Qu'est-ce qui vous a le plus surpris ?

Les petits détails. Je déjeune ici, je dîne ici, à la cité sportive [Ciutat Esportiva], je vis le football chaque seconde, je prends du bon temps, avec mes coéquipiers, mais ensuite je peux aussi passer du temps avec ma famille. Le fait de voyager le jour du match est une bonne chose.

Aujourd'hui, vous appréciez le Barça, mais dans le passé, vous en avez souffert.

Eh bien oui, il n'y a pas de meilleur mot pour le décrire. Avant, j'en souffrais, et maintenant je l'apprécie. Quand je jouais contre eux, je savais que je devais beaucoup courir après la balle. Et même en courant beaucoup, on perd 6-0, 4-0, et 3-0 lors de mes derniers déplacements. Maintenant, je vois cette frustration sur le visage de nos adversaires. Quand tu joues contre le Barça, ce n'est pas une semaine normale. Tu prépares beaucoup de choses, puis le match arrive, tu fais toutes ces choses plus ou moins bien, et tu perds quand même. Je savais ce que ça fait de jouer contre Barcelone.

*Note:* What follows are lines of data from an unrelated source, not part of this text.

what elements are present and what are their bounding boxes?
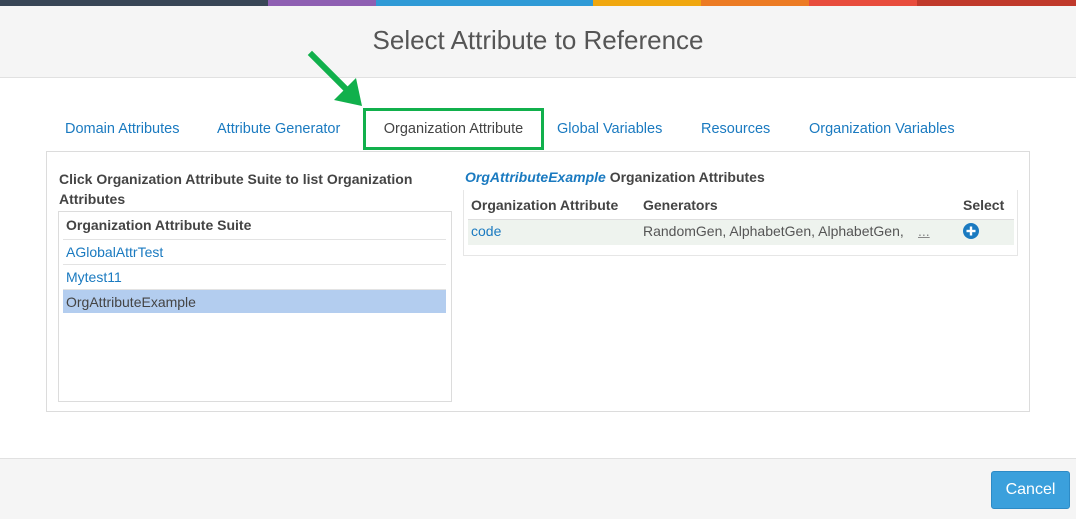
attribute-code-link[interactable]: code (471, 223, 501, 239)
tab-domain-attributes[interactable]: Domain Attributes (65, 108, 179, 150)
right-panel-title-suffix: Organization Attributes (609, 169, 765, 185)
plus-circle-icon[interactable] (963, 223, 979, 239)
tab-resources[interactable]: Resources (701, 108, 770, 150)
cancel-button[interactable]: Cancel (991, 471, 1070, 509)
tab-organization-attribute[interactable]: Organization Attribute (363, 108, 544, 150)
tab-attribute-generator[interactable]: Attribute Generator (217, 108, 340, 150)
suite-column-header: Organization Attribute Suite (66, 217, 252, 233)
suite-list-item[interactable]: Mytest11 (63, 264, 446, 288)
dialog-title: Select Attribute to Reference (372, 25, 704, 55)
suite-list-item[interactable]: AGlobalAttrTest (63, 239, 446, 263)
tab-organization-variables[interactable]: Organization Variables (809, 108, 955, 150)
column-header-select: Select (963, 197, 1005, 213)
dialog-footer (0, 458, 1076, 519)
selected-suite-name: OrgAttributeExample (465, 169, 606, 185)
tab-bar: Domain Attributes Attribute Generator Or… (46, 108, 1036, 152)
left-panel-instruction: Click Organization Attribute Suite to li… (59, 171, 413, 207)
annotation-arrow-icon (307, 50, 362, 106)
generators-list: RandomGen, AlphabetGen, AlphabetGen, (643, 223, 904, 239)
suite-list-item-selected[interactable]: OrgAttributeExample (63, 289, 446, 313)
generators-more-link[interactable]: ... (918, 223, 930, 239)
right-panel-title: OrgAttributeExample Organization Attribu… (465, 169, 765, 185)
tab-global-variables[interactable]: Global Variables (557, 108, 662, 150)
dialog-header: Select Attribute to Reference (0, 6, 1076, 78)
column-header-generators: Generators (643, 197, 718, 213)
column-header-attribute: Organization Attribute (471, 197, 619, 213)
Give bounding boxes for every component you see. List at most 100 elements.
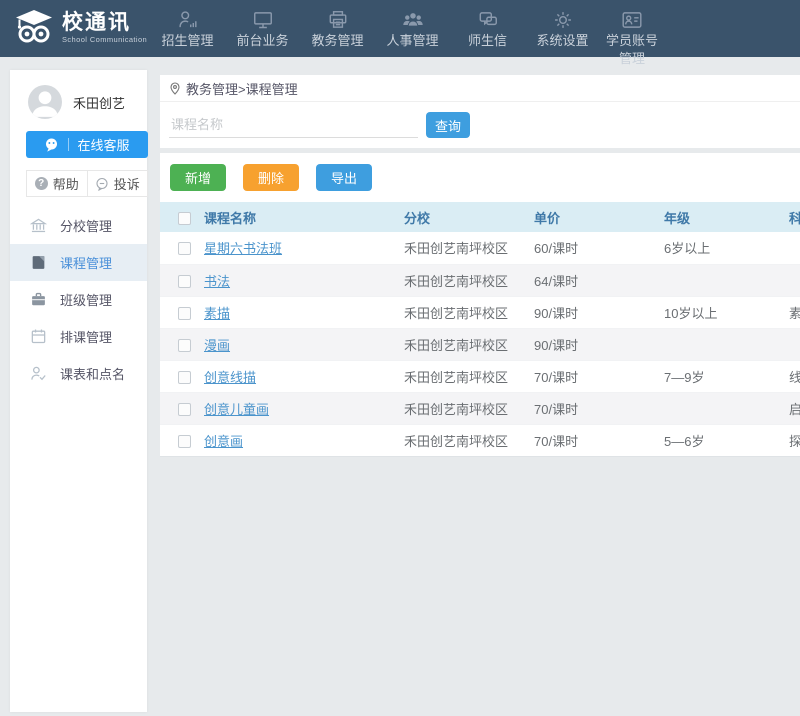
owl-graduation-icon: [13, 9, 55, 47]
nav-item-hr[interactable]: 人事管理: [375, 0, 450, 68]
row-checkbox[interactable]: [178, 371, 191, 384]
course-link[interactable]: 漫画: [204, 338, 230, 353]
course-link[interactable]: 星期六书法班: [204, 241, 282, 256]
delete-button[interactable]: 删除: [243, 164, 299, 191]
branch-cell: 禾田创艺南坪校区: [404, 360, 534, 392]
course-name-input[interactable]: [169, 112, 418, 138]
help-button[interactable]: ? 帮助: [26, 170, 88, 197]
nav-item-settings[interactable]: 系统设置: [525, 0, 600, 68]
sidebar-item-class-management[interactable]: 班级管理: [10, 281, 147, 318]
row-checkbox[interactable]: [178, 242, 191, 255]
sidebar-item-label: 分校管理: [60, 216, 112, 235]
branch-cell: 禾田创艺南坪校区: [404, 424, 534, 456]
location-pin-icon: [169, 82, 181, 95]
price-cell: 90/课时: [534, 296, 664, 328]
online-service-label: 在线客服: [77, 135, 129, 154]
query-button[interactable]: 查询: [426, 112, 470, 138]
row-checkbox[interactable]: [178, 307, 191, 320]
table-row: 创意儿童画 禾田创艺南坪校区 70/课时 启: [160, 392, 800, 424]
course-link[interactable]: 书法: [204, 274, 230, 289]
breadcrumb-text: 教务管理>课程管理: [186, 79, 298, 98]
course-link[interactable]: 创意线描: [204, 370, 256, 385]
table-row: 创意画 禾田创艺南坪校区 70/课时 5—6岁 探: [160, 424, 800, 456]
brand-tagline: School Communication: [62, 36, 147, 44]
nav-item-student-accounts[interactable]: 学员账号管理: [600, 0, 664, 68]
sidebar-item-label: 班级管理: [60, 290, 112, 309]
price-cell: 90/课时: [534, 328, 664, 360]
printer-icon: [300, 8, 375, 32]
table-row: 书法 禾田创艺南坪校区 64/课时: [160, 264, 800, 296]
question-circle-icon: ?: [35, 177, 48, 190]
sidebar-item-branch-management[interactable]: 分校管理: [10, 207, 147, 244]
nav-item-messages[interactable]: 师生信: [450, 0, 525, 68]
user-card: 禾田创艺: [10, 70, 147, 119]
sidebar-item-course-management[interactable]: 课程管理: [10, 244, 147, 281]
avatar: [28, 85, 62, 119]
price-cell: 60/课时: [534, 232, 664, 264]
help-label: 帮助: [53, 174, 79, 193]
nav-label: 学员账号管理: [606, 33, 658, 66]
nav-label: 系统设置: [536, 33, 588, 48]
search-row: 查询: [160, 102, 800, 138]
people-group-icon: [375, 8, 450, 32]
export-button[interactable]: 导出: [316, 164, 372, 191]
course-link[interactable]: 创意画: [204, 434, 243, 449]
col-header-course-name: 课程名称: [204, 202, 404, 232]
table-row: 创意线描 禾田创艺南坪校区 70/课时 7—9岁 线: [160, 360, 800, 392]
divider: [68, 138, 69, 151]
col-header-subject: 科: [789, 202, 800, 232]
grade-cell: [664, 264, 789, 296]
brand-logo[interactable]: 校通讯 School Communication: [0, 0, 148, 47]
sidebar-item-label: 课表和点名: [60, 364, 125, 383]
price-cell: 64/课时: [534, 264, 664, 296]
help-row: ? 帮助 投诉: [26, 170, 148, 197]
price-cell: 70/课时: [534, 424, 664, 456]
row-checkbox[interactable]: [178, 403, 191, 416]
nav-item-academic[interactable]: 教务管理: [300, 0, 375, 68]
col-header-grade: 年级: [664, 202, 789, 232]
calendar-icon: [30, 328, 47, 345]
sidebar: 禾田创艺 在线客服 ? 帮助 投诉: [10, 70, 147, 712]
course-link[interactable]: 创意儿童画: [204, 402, 269, 417]
sidebar-item-scheduling[interactable]: 排课管理: [10, 318, 147, 355]
online-service-button[interactable]: 在线客服: [26, 131, 148, 158]
course-table-panel: 新增 删除 导出 课程名称 分校 单价 年级 科 星期六书法班 禾田创艺南坪校区…: [160, 153, 800, 457]
nav-label: 前台业务: [236, 33, 288, 48]
sidebar-item-label: 课程管理: [60, 253, 112, 272]
course-link[interactable]: 素描: [204, 306, 230, 321]
monitor-icon: [225, 8, 300, 32]
subject-cell: [789, 232, 800, 264]
branch-cell: 禾田创艺南坪校区: [404, 328, 534, 360]
nav-item-front-desk[interactable]: 前台业务: [225, 0, 300, 68]
table-actions: 新增 删除 导出: [160, 153, 800, 202]
subject-cell: 探: [789, 424, 800, 456]
table-row: 星期六书法班 禾田创艺南坪校区 60/课时 6岁以上: [160, 232, 800, 264]
nav-label: 师生信: [468, 33, 507, 48]
complaint-label: 投诉: [114, 174, 140, 193]
row-checkbox[interactable]: [178, 339, 191, 352]
user-name: 禾田创艺: [73, 93, 125, 112]
grade-cell: [664, 392, 789, 424]
row-checkbox[interactable]: [178, 275, 191, 288]
branch-cell: 禾田创艺南坪校区: [404, 232, 534, 264]
sidebar-item-timetable-rollcall[interactable]: 课表和点名: [10, 355, 147, 392]
grade-cell: [664, 328, 789, 360]
grade-cell: 5—6岁: [664, 424, 789, 456]
subject-cell: 素: [789, 296, 800, 328]
nav-label: 人事管理: [386, 33, 438, 48]
complaint-button[interactable]: 投诉: [88, 170, 149, 197]
bank-icon: [30, 217, 47, 234]
course-table: 课程名称 分校 单价 年级 科 星期六书法班 禾田创艺南坪校区 60/课时 6岁…: [160, 202, 800, 457]
search-panel: 教务管理>课程管理 查询: [160, 75, 800, 148]
row-checkbox[interactable]: [178, 435, 191, 448]
add-button[interactable]: 新增: [170, 164, 226, 191]
nav-item-admissions[interactable]: 招生管理: [150, 0, 225, 68]
book-icon: [30, 254, 47, 271]
select-all-checkbox[interactable]: [178, 212, 191, 225]
branch-cell: 禾田创艺南坪校区: [404, 264, 534, 296]
chat-outline-icon: [95, 177, 109, 191]
brand-text: 校通讯 School Communication: [62, 12, 147, 44]
subject-cell: [789, 264, 800, 296]
price-cell: 70/课时: [534, 392, 664, 424]
branch-cell: 禾田创艺南坪校区: [404, 392, 534, 424]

Vos opposants ne capitulent jamais...

C'est pourquoi cette équipe, qui est capable d'aligner 16 victoires consécutives, et les points qui vont avec, a beaucoup de mérite. 

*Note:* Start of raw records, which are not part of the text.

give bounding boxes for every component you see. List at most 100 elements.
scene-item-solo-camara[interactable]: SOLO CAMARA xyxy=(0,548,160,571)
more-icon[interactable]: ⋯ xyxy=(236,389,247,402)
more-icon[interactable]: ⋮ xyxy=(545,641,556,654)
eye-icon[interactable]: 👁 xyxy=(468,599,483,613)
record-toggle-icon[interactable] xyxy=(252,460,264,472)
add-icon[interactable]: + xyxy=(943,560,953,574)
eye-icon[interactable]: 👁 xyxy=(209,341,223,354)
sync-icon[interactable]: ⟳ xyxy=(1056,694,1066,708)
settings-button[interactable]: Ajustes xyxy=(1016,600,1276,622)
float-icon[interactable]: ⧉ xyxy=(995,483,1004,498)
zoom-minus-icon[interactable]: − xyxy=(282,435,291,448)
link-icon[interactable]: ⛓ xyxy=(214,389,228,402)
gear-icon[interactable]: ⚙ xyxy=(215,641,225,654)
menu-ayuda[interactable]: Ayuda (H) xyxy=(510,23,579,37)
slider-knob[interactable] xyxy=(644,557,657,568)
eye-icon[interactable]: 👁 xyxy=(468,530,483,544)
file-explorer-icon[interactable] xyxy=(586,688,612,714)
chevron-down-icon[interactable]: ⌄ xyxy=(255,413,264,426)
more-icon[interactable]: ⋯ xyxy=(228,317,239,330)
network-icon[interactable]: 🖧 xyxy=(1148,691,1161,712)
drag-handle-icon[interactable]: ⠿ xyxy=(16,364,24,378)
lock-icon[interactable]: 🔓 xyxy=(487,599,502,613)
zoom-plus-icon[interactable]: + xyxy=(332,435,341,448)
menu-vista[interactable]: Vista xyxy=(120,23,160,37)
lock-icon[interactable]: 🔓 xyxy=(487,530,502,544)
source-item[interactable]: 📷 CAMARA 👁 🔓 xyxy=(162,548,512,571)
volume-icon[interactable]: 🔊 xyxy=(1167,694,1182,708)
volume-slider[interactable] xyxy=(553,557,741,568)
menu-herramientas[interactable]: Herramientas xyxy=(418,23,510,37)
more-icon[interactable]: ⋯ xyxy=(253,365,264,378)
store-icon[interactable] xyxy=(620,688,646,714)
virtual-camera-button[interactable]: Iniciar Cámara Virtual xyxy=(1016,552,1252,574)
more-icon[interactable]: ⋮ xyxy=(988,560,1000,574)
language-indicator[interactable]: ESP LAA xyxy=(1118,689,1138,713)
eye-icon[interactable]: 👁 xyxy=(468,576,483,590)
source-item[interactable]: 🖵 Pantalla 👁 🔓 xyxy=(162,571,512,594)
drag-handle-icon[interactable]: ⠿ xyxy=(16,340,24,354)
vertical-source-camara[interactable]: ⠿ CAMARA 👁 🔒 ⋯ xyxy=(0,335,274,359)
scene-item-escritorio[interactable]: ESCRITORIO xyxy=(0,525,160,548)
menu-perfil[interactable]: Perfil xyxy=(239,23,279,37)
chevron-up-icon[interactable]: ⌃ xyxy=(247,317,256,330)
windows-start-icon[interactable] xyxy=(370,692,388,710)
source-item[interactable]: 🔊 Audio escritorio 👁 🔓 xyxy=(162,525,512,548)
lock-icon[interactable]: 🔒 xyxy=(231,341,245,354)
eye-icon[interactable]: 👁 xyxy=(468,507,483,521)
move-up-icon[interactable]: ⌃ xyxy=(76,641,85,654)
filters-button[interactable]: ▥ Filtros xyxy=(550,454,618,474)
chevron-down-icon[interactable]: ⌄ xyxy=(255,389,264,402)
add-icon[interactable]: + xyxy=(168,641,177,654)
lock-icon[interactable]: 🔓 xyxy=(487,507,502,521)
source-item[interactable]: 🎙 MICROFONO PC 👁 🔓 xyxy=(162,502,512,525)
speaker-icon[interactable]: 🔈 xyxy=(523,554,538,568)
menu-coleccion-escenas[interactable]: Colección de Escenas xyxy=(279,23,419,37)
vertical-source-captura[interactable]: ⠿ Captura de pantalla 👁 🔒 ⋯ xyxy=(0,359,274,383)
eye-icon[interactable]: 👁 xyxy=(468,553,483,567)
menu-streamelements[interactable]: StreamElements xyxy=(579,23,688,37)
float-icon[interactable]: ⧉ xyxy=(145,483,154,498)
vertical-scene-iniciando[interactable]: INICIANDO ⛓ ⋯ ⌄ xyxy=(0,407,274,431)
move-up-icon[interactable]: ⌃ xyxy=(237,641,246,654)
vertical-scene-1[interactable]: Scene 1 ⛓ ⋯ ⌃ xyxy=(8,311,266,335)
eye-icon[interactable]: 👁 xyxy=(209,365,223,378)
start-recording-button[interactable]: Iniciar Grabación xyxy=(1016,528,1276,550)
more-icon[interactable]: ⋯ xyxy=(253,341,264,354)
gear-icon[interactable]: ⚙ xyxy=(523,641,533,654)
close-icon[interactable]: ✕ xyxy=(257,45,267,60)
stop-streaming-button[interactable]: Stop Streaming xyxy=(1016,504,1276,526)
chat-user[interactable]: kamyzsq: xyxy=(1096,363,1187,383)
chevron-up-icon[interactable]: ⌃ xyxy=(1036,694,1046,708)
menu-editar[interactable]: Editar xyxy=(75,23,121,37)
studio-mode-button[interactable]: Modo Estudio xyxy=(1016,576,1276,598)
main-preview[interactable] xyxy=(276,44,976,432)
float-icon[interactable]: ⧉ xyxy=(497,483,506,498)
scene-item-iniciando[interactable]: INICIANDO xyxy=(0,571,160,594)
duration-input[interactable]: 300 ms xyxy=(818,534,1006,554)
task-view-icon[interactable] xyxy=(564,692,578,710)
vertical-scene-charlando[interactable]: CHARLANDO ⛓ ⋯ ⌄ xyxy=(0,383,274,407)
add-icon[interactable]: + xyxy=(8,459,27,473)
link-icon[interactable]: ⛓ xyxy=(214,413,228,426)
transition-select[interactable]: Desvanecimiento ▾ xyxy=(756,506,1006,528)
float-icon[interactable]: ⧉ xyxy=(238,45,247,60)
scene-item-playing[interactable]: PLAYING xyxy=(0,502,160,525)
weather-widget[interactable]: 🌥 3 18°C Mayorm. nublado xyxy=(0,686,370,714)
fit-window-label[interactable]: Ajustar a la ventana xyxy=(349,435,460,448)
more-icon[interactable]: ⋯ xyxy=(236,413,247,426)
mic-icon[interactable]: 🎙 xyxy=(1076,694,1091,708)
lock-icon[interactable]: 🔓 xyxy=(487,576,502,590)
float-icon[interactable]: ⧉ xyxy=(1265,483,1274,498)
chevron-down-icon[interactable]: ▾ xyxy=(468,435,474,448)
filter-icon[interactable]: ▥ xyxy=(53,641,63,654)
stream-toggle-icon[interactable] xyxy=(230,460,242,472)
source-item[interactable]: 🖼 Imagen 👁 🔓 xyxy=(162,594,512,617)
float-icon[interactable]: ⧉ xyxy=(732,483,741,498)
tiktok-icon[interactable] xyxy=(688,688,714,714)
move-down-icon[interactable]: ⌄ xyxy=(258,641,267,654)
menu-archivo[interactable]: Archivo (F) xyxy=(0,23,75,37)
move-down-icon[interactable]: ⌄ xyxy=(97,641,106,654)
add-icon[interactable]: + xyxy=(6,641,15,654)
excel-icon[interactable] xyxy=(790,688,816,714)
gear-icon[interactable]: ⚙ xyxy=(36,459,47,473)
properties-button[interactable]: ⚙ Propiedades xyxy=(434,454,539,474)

 Vous êtes-vous réinventé en tant que joueur ?

Je ne sais pas mais je suis fier d'être capable de jouer dans une position à laquelle je ne suis pas habitué. J'adore ça. Maintenant je joue d'une manière différente, et pourtant mes performances n'ont pas chuté, du point de vue personnel ou statistique. Je me sens bien, je joue bien, l'entraîneur me fait confiance, et je marque autant que les autres années.

 Alors qu'est-ce qui a changé ?

Quand il faut défendre. En attaque, on a énormément de libertés pour se déplacer n'importe où, mais en défense, il y a un minimum requis auquel chacun d'entre nous doit se soumettre.

Mais on court pas beaucoup au Barça...

C'est l'impression qu'on en a de l'extérieur. Si Leo [Messi], le meilleur joueur du monde, revient régulièrement en défense pour récupérer un ballon, ça veut tout dire. C'est une fausse impression qui vient du fait qu'on s'aide les uns les autres pour reprendre la balle. Le jour où on arrêtera de courir sera le jour où on sera plus faibles, à cause des exigences très élevées qu'on s'est imposés. Mais est-ce que ce jour viendra ? Certainement pas.

Par ailleurs, votre entente avec Messi a été instantanée.

Avant même de venir ici, j'avais déjà dit qu'il était le meilleur du monde. Maintenant, je le dis encore plus. Et il est tellement obsédé à l'idée de s'améliorer chaque jour. Il regarde toujours devant, ce qui fait de lui un joueur encore meilleur. Je n'ai jamais vu quelqu'un jouer comme lui : contrôle, vitesse, tir, dribble... souvent, les autres essayent de le bousculer, et ils n'arrivent même pas à le toucher.